Here are three example sentences I have read with this construction, with possible translations:

사실인즉 : to tell the truth

말인즉 옳소 : what he says is true.

기회인즉 좋은 기회다 : about the opportunity – it’s a good opportunity.

In the first and second example, if the translations are correct, 즉 seems to mean 'speech'. In the third example, 인즉 seems to be mean something like (ㄴ)은.

Is there a single translation that makes sense in all these usages?

Also (as I'm not sure what to tag this question!) is this a noun, or a particle?

2 Answers 2

  • -ㄴ즉/인즉 is an old-fashioned expression that has two meanings, according to the dictionary:

    1. A particle which expresses the same meaning as ‘…로 말하면’, ‘…를 보자면’, ‘…를 듣자면’.

      I'd consider this definition of -ㄴ즉 same as 은/는(the topic marker), only old-fashioned.

      사실인즉 therefore is same as 사실은.

    2. A verb ending indicating that the following clause is the reason or evidence of the preceding clause.

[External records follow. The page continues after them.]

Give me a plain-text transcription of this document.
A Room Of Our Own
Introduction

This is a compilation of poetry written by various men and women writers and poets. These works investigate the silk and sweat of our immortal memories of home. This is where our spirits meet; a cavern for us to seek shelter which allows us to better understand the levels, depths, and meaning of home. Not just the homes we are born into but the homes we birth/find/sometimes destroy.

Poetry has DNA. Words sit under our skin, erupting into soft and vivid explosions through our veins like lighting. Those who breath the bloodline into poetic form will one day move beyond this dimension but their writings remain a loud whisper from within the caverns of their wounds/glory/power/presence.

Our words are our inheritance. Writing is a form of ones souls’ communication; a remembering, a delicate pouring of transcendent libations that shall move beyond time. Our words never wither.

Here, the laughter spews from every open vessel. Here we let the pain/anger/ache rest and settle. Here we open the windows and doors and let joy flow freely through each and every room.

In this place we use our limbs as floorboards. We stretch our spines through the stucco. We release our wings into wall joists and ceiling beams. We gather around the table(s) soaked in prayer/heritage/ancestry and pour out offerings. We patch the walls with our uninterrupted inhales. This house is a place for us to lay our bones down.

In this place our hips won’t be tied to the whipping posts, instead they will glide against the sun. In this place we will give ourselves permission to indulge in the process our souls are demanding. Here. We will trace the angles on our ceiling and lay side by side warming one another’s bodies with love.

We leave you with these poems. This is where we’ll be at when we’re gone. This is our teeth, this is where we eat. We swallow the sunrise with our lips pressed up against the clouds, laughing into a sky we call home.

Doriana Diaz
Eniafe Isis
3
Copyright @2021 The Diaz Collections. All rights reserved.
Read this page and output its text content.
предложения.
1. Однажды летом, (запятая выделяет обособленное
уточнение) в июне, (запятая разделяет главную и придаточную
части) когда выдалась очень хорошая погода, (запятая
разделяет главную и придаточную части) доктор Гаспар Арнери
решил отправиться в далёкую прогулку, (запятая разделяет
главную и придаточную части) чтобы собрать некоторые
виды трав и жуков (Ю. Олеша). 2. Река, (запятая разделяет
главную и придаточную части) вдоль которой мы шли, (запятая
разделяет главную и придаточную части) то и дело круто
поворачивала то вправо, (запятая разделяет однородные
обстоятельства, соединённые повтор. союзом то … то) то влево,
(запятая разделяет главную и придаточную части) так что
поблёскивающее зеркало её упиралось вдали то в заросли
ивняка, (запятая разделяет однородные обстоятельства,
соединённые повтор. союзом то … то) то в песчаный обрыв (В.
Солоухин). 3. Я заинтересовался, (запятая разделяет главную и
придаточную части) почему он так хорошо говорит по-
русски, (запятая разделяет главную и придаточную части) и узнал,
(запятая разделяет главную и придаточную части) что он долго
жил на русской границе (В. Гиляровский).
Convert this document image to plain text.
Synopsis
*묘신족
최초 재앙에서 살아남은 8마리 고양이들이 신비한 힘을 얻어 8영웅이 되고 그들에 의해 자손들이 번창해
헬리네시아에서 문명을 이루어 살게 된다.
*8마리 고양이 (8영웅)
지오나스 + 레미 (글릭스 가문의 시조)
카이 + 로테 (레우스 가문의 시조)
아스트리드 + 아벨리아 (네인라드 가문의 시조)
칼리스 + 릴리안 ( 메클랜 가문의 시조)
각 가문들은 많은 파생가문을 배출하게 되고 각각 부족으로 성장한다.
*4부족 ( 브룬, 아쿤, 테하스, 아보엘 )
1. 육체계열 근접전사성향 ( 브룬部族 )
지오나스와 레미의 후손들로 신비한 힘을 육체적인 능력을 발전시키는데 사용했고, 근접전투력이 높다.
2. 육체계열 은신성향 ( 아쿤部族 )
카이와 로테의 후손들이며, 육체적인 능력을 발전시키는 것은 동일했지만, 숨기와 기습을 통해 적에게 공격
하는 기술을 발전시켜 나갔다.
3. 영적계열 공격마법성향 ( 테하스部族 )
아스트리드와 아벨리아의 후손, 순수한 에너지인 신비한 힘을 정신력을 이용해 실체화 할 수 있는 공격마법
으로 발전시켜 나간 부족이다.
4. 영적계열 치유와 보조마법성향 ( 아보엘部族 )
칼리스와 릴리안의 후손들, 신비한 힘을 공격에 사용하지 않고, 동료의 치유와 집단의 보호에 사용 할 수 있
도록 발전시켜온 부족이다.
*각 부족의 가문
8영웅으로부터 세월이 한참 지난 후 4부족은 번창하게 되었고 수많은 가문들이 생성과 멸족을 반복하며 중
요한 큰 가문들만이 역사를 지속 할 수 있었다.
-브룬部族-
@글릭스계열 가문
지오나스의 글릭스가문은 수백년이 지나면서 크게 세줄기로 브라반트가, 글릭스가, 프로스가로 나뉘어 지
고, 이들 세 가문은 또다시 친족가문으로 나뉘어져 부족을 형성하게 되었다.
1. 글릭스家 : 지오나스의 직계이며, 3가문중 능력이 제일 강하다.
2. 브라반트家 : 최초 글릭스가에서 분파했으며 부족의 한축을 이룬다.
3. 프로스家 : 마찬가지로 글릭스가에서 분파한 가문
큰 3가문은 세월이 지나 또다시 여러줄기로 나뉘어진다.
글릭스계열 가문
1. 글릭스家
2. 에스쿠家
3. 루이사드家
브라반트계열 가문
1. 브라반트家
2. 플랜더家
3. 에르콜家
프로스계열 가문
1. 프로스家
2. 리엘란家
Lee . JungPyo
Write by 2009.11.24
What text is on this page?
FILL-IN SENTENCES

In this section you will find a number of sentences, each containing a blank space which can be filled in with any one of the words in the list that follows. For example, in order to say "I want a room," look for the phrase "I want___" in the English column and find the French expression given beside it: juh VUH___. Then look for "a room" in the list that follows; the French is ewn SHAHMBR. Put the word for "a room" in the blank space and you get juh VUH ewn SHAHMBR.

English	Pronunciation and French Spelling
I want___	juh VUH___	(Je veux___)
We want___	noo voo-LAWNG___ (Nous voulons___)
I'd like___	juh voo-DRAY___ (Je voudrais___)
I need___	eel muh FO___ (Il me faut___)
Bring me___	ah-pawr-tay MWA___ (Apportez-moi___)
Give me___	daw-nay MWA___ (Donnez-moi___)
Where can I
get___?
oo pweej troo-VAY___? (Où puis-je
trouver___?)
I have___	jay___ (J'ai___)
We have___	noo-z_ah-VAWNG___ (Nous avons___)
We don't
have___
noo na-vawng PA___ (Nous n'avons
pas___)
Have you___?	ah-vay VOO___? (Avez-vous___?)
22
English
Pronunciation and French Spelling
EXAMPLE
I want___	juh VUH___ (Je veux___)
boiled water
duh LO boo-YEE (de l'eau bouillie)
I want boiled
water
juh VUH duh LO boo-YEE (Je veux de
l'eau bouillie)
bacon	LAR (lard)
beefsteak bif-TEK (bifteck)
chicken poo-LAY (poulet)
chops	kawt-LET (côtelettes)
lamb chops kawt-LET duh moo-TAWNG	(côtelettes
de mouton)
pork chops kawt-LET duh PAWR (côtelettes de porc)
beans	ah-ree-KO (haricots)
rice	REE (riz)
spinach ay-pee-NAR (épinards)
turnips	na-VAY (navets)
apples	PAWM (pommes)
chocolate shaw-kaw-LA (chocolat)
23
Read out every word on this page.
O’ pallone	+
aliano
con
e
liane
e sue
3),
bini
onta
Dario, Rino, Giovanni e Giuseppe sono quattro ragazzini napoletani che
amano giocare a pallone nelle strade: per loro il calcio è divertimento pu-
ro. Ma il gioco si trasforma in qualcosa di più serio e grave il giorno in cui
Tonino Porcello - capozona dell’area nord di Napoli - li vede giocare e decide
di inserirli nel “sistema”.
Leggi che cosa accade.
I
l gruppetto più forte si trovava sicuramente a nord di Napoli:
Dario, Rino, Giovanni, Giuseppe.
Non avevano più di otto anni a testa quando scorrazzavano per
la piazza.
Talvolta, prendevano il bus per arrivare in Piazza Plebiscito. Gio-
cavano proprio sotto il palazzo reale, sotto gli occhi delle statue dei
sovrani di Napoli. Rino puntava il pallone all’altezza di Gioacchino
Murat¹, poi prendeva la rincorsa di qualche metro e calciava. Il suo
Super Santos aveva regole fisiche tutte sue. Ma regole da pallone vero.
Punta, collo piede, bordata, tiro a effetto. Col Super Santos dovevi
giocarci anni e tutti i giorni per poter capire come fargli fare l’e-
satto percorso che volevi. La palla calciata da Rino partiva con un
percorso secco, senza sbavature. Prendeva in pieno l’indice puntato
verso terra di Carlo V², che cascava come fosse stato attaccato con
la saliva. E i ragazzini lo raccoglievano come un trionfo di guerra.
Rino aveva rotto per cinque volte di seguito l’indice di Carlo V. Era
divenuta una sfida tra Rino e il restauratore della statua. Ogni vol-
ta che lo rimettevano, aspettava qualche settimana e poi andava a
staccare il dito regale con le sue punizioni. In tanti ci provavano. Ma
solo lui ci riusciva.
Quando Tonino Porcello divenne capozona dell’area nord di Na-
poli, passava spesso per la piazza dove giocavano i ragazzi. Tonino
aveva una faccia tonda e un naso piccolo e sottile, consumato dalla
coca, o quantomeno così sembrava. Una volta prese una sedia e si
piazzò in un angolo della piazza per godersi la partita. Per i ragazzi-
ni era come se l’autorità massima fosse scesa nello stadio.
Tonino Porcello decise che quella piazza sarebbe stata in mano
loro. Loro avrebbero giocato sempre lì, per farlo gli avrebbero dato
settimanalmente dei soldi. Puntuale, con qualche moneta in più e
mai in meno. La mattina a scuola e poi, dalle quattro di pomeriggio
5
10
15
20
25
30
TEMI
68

      An example for this is 비가 내린즉 곧 강물이 불을 것이다. (the river will flood right after the rain has come.)

  • -ㄴ즉슨 is to emphasize the first meaning of -ㄴ즉.


There are multiple meanings for the word '즉', but for the cases given by your examples 즉 is an 접미사(接尾辭 - Suffix). It functions as a noun that is never used alone, but attached after 어근(語根 - root) or a word to create a new word. The word 즉 is attached to other words (usually adjectives, it appears) to create 부사(副詞 - Adverb). It is rather archaic.

Now, as to what it exactly does, I have little idea. I do not think there is an universal translation for that word - it appears to me to be a form of saturi.